Les femmes sont-elles vraiment naturellement multitâches ?

Il existe une idée reçue bien ancrée qui consiste à penser que les femmes sont naturellement multitâches, polyvalentes, tandis que les hommes auraient plus de difficultés à faire deux choses en même temps. Je me suis récemment demandé s'il s'agissait de facteurs biologiques, qui expliqueraient cette différence entre les sexes, ou si l'éducation et la culture n'avaient pas leur entière responsabilité à ce niveau.

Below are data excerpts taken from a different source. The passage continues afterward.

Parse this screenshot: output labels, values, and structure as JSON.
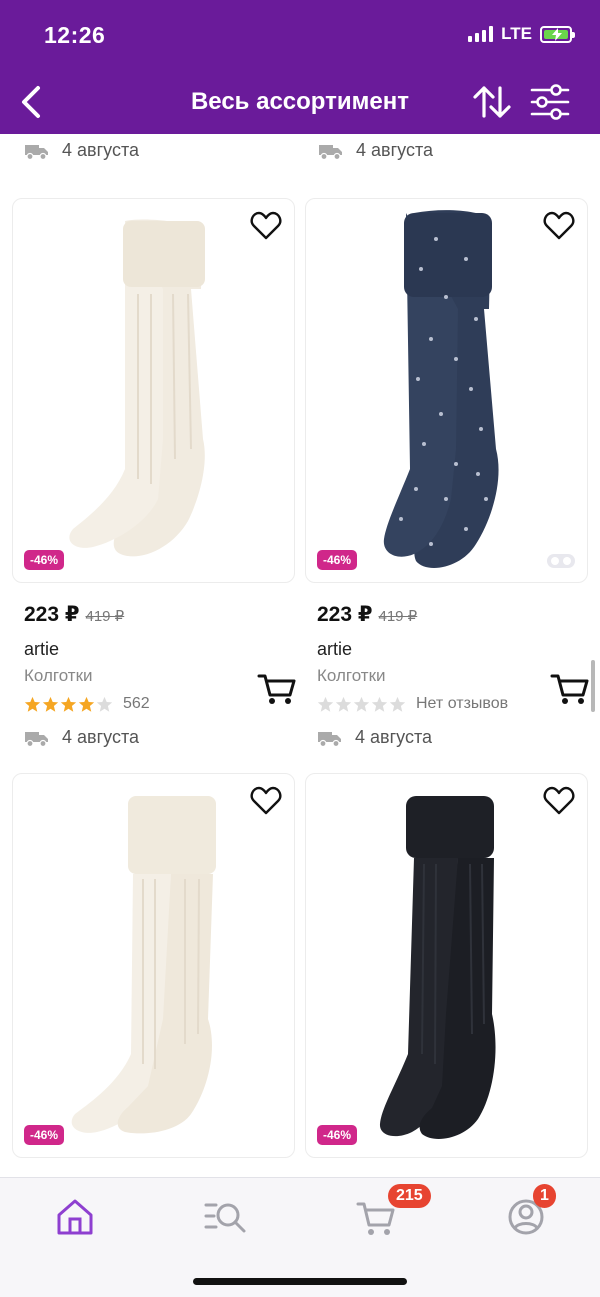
{
  "status_bar": {
    "time": "12:26",
    "network": "LTE"
  },
  "header": {
    "title": "Весь ассортимент"
  },
  "top_row": {
    "delivery_left": "4 августа",
    "delivery_right": "4 августа"
  },
  "products": [
    {
      "discount": "-46%",
      "price": "223 ₽",
      "old_price": "419 ₽",
      "brand": "artie",
      "category": "Колготки",
      "rating": 4,
      "rating_text": "562",
      "delivery": "4 августа",
      "color": "cream"
    },
    {
      "discount": "-46%",
      "price": "223 ₽",
      "old_price": "419 ₽",
      "brand": "artie",
      "category": "Колготки",
      "rating": 0,
      "rating_text": "Нет отзывов",
      "delivery": "4 августа",
      "color": "navy"
    },
    {
      "discount": "-46%",
      "color": "cream"
    },
    {
      "discount": "-46%",
      "color": "black"
    }
  ],
  "bottom_nav": {
    "items": [
      "home",
      "catalog-search",
      "cart",
      "profile"
    ],
    "cart_badge": "215",
    "profile_badge": "1"
  },
  "colors": {
    "accent": "#6a1b9a",
    "discount_badge": "#d0278a",
    "star": "#f5a623",
    "notification": "#e74431",
    "nav_active": "#8e3fd0"
  }
}
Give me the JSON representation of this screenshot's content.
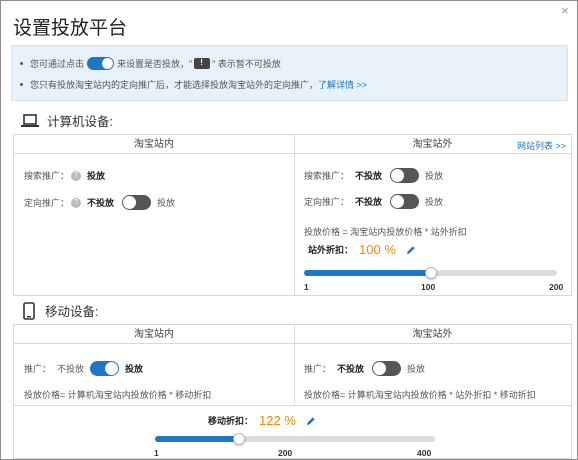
{
  "dialog": {
    "title": "设置投放平台",
    "close_glyph": "×"
  },
  "notice": {
    "line1_prefix": "您可通过点击",
    "line1_middle": "来设置是否投放，\"",
    "line1_suffix": "\" 表示暂不可投放",
    "line2_text": "您只有投放淘宝站内的定向推广后，才能选择投放淘宝站外的定向推广，",
    "line2_link": "了解详情 >>"
  },
  "pc": {
    "heading": "计算机设备:",
    "col_inside": "淘宝站内",
    "col_outside": "淘宝站外",
    "site_list_link": "网站列表 >>",
    "inside": {
      "search_label": "搜索推广：",
      "search_value": "投放",
      "target_label": "定向推广：",
      "target_off": "不投放",
      "target_on": "投放"
    },
    "outside": {
      "search_label": "搜索推广：",
      "search_off": "不投放",
      "search_on": "投放",
      "target_label": "定向推广：",
      "target_off": "不投放",
      "target_on": "投放",
      "price_formula": "投放价格 = 淘宝站内投放价格 * 站外折扣",
      "discount_label": "站外折扣：",
      "discount_value": "100 %",
      "slider_ticks": [
        "1",
        "100",
        "200"
      ],
      "slider_level": 0.5
    }
  },
  "mobile": {
    "heading": "移动设备:",
    "col_inside": "淘宝站内",
    "col_outside": "淘宝站外",
    "inside": {
      "promo_label": "推广：",
      "promo_off": "不投放",
      "promo_on": "投放",
      "price_formula": "投放价格= 计算机淘宝站内投放价格 * 移动折扣"
    },
    "outside": {
      "promo_label": "推广：",
      "promo_off": "不投放",
      "promo_on": "投放",
      "price_formula": "投放价格= 计算机淘宝站内投放价格 * 站外折扣 * 移动折扣"
    },
    "discount_label": "移动折扣：",
    "discount_value": "122 %",
    "slider_ticks": [
      "1",
      "200",
      "400"
    ],
    "slider_level": 0.3
  },
  "colors": {
    "accent": "#1f76c4",
    "toggle_off": "#565656",
    "highlight": "#f08c00",
    "notice_bg": "#e8f1f9"
  },
  "icons": {
    "laptop": "laptop-icon",
    "phone": "mobile-phone-icon",
    "pencil": "pencil-icon",
    "help": "help-icon",
    "warning": "warning-icon"
  }
}
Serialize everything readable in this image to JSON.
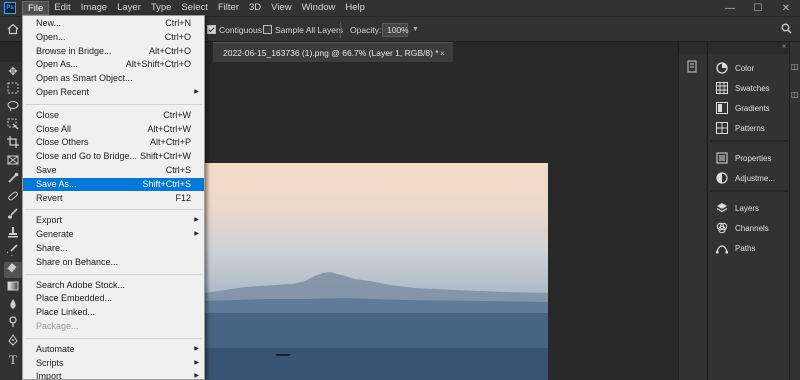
{
  "app": {
    "logo": "Ps"
  },
  "menubar": {
    "items": [
      "File",
      "Edit",
      "Image",
      "Layer",
      "Type",
      "Select",
      "Filter",
      "3D",
      "View",
      "Window",
      "Help"
    ],
    "active": "File",
    "window_controls": [
      "—",
      "☐",
      "✕"
    ]
  },
  "options": {
    "contiguous_label": "Contiguous",
    "contiguous_checked": true,
    "sample_all_label": "Sample All Layers",
    "sample_all_checked": false,
    "opacity_label": "Opacity:",
    "opacity_value": "100%"
  },
  "document": {
    "tab_title": "2022-06-15_163736 (1).png @ 66.7% (Layer 1, RGB/8) *",
    "close": "×"
  },
  "file_menu": {
    "groups": [
      [
        {
          "label": "New...",
          "shortcut": "Ctrl+N"
        },
        {
          "label": "Open...",
          "shortcut": "Ctrl+O"
        },
        {
          "label": "Browse in Bridge...",
          "shortcut": "Alt+Ctrl+O"
        },
        {
          "label": "Open As...",
          "shortcut": "Alt+Shift+Ctrl+O"
        },
        {
          "label": "Open as Smart Object...",
          "shortcut": ""
        },
        {
          "label": "Open Recent",
          "shortcut": "",
          "submenu": true
        }
      ],
      [
        {
          "label": "Close",
          "shortcut": "Ctrl+W"
        },
        {
          "label": "Close All",
          "shortcut": "Alt+Ctrl+W"
        },
        {
          "label": "Close Others",
          "shortcut": "Alt+Ctrl+P"
        },
        {
          "label": "Close and Go to Bridge...",
          "shortcut": "Shift+Ctrl+W"
        },
        {
          "label": "Save",
          "shortcut": "Ctrl+S"
        },
        {
          "label": "Save As...",
          "shortcut": "Shift+Ctrl+S",
          "highlighted": true
        },
        {
          "label": "Revert",
          "shortcut": "F12"
        }
      ],
      [
        {
          "label": "Export",
          "shortcut": "",
          "submenu": true
        },
        {
          "label": "Generate",
          "shortcut": "",
          "submenu": true
        },
        {
          "label": "Share...",
          "shortcut": ""
        },
        {
          "label": "Share on Behance...",
          "shortcut": ""
        }
      ],
      [
        {
          "label": "Search Adobe Stock...",
          "shortcut": ""
        },
        {
          "label": "Place Embedded...",
          "shortcut": ""
        },
        {
          "label": "Place Linked...",
          "shortcut": ""
        },
        {
          "label": "Package...",
          "shortcut": "",
          "disabled": true
        }
      ],
      [
        {
          "label": "Automate",
          "shortcut": "",
          "submenu": true
        },
        {
          "label": "Scripts",
          "shortcut": "",
          "submenu": true
        },
        {
          "label": "Import",
          "shortcut": "",
          "submenu": true
        }
      ]
    ]
  },
  "panels": {
    "groups": [
      [
        {
          "label": "Color",
          "icon": "color-wheel-icon"
        },
        {
          "label": "Swatches",
          "icon": "swatches-grid-icon"
        },
        {
          "label": "Gradients",
          "icon": "gradients-icon"
        },
        {
          "label": "Patterns",
          "icon": "patterns-icon"
        }
      ],
      [
        {
          "label": "Properties",
          "icon": "properties-icon"
        },
        {
          "label": "Adjustme...",
          "icon": "adjustments-icon"
        }
      ],
      [
        {
          "label": "Layers",
          "icon": "layers-icon"
        },
        {
          "label": "Channels",
          "icon": "channels-icon"
        },
        {
          "label": "Paths",
          "icon": "paths-icon"
        }
      ]
    ]
  }
}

Des études scientifiques qui le prouvent


En 2017, des chercheurs de l'hôpital universitaire de Zurich démontraient, par une expérience, que les femmes étaient plus multitâches que les hommes : ils.elles ont demandé à 83 hommes et femmes de 18 à 80 ans, de marcher sur un tapis de course tout en passant un test de pensée complexe. Les femmes arrivaient mieux à gérer les deux activités tandis que les hommes montraient des difficultés à marcher normalement (ils devaient moins balancer leurs bras pour mieux se concentrer).

On pourrait s'arrêter là, et conclure que le fait de naître de sexe féminin ou masculin explique ces différences entre les sexes.


En 2019, rebelotte. Des chercheurs allemands mènent une étude similaire et démontre le contraire ! Ils comparent la rapidité d'analyse et le temps nécessaire aux hommes et aux femmes pour passer d'une tâche à une autre (task switching) et se basent sur ces éléments pour leurs conclusions.


Tout d'abord, il me semble important de pointer le fait que les éléments étudiés ne sont pas les mêmes : la première étude mentionnée aborder la capacité à effectuer deux tâches distinctes en même temps, quand la deuxième porte sur la capacité à passer d'une tâche à une autre rapidement. Autrement dit, ce n'est pas vraiment la même chose.


Une différence construite socialement ?


Le fait que certaines études montrent une différence entre les sexes ne me surprend guère.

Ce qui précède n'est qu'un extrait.